Motherhood and a decrease in physical activity participation often go hand in hand. Specifically, early motherhood is a time when women have some of their lowest rates of sport participation (Rhodes et al., 2014). This is a problem, because during the postnatal period (up to 1 year after giving birth) women are at high risk of drastic weight gain, postpartum depression, isolation and anxiety (Demissie et al., 2011).
While physical changes that affect sport participation are well-addressed, how postnatal women re-engage in sport is also affected by gendered expectations accompanying motherhood. These expectations include gender roles dictating how mothers “should” behave (Freysinger et al., 2013). Another expectation is intensive mothering, that is, the expectation that mothers must prioritize their child’s needs over their own (Trussell & Shaw, 2012). These expectations both decrease mothers’ physical activity levels and also weaken their emotional and physical well-being (Henderson et al., 2016).

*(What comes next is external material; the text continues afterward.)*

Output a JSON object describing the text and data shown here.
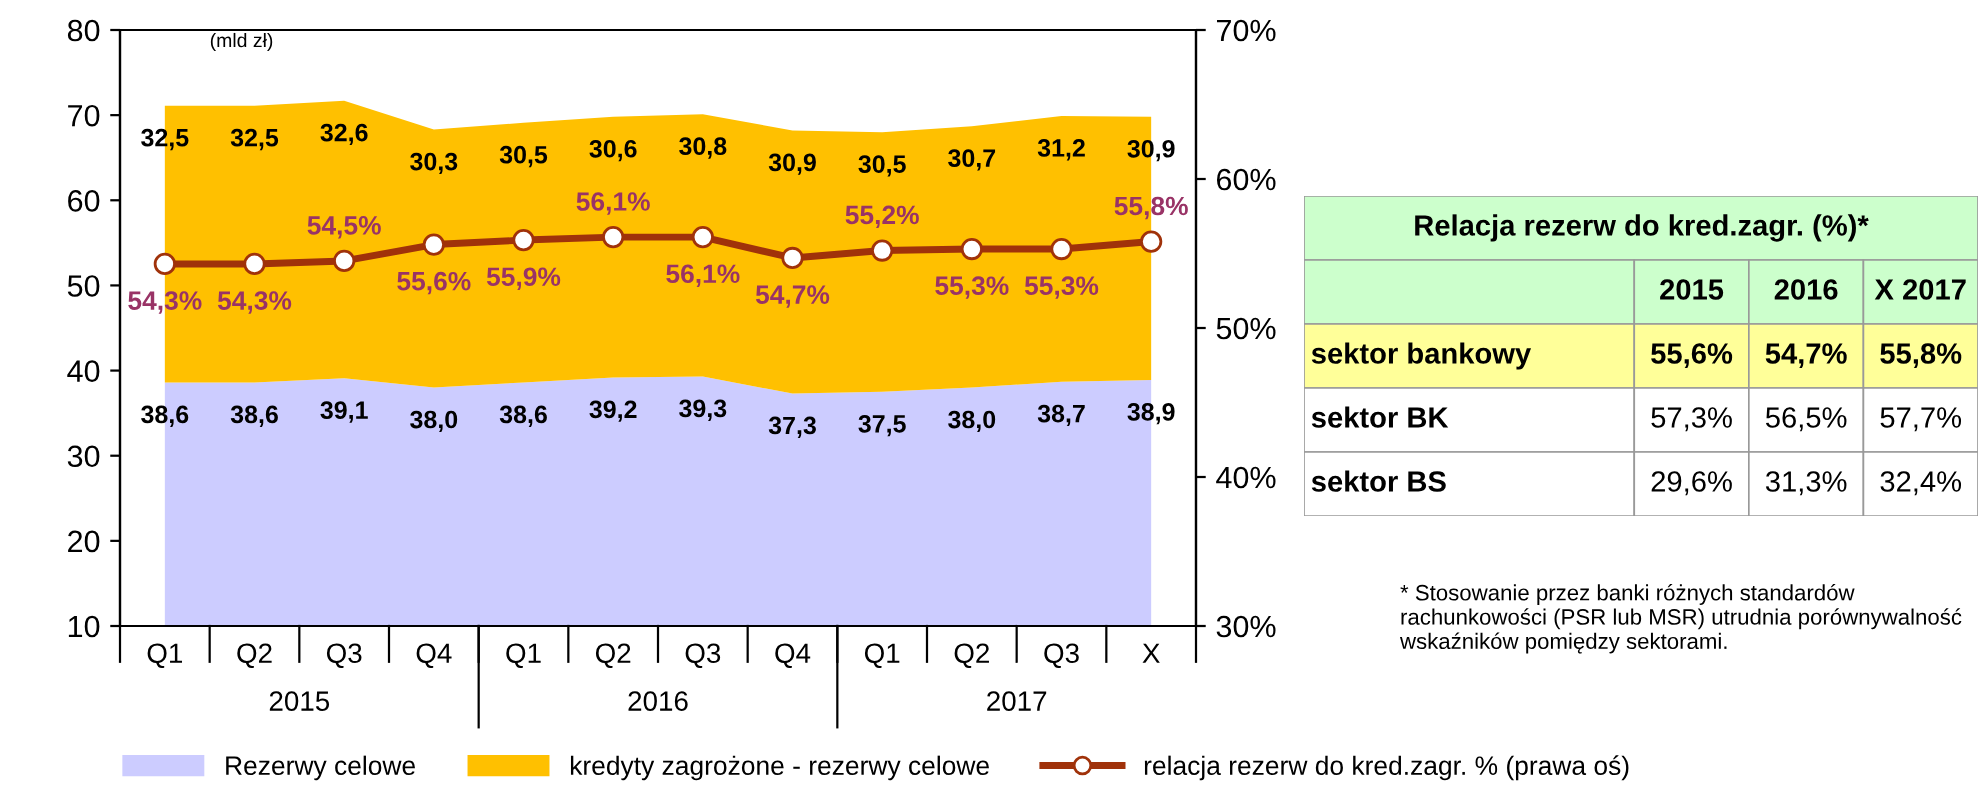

Research has looked at how mothers combat these expectations while rejoining sport postnatally. But research has rarely examined team sport’s role. Team sport can reduce negative effects that accompany the postpartum period, while helping increase physical activity levels, socialization and identity affirmation (Batey & Owton, 2014). Team sport can also help postnatal women feel like they’re part of a community and are empowered to resist the gendered expectations of motherhood.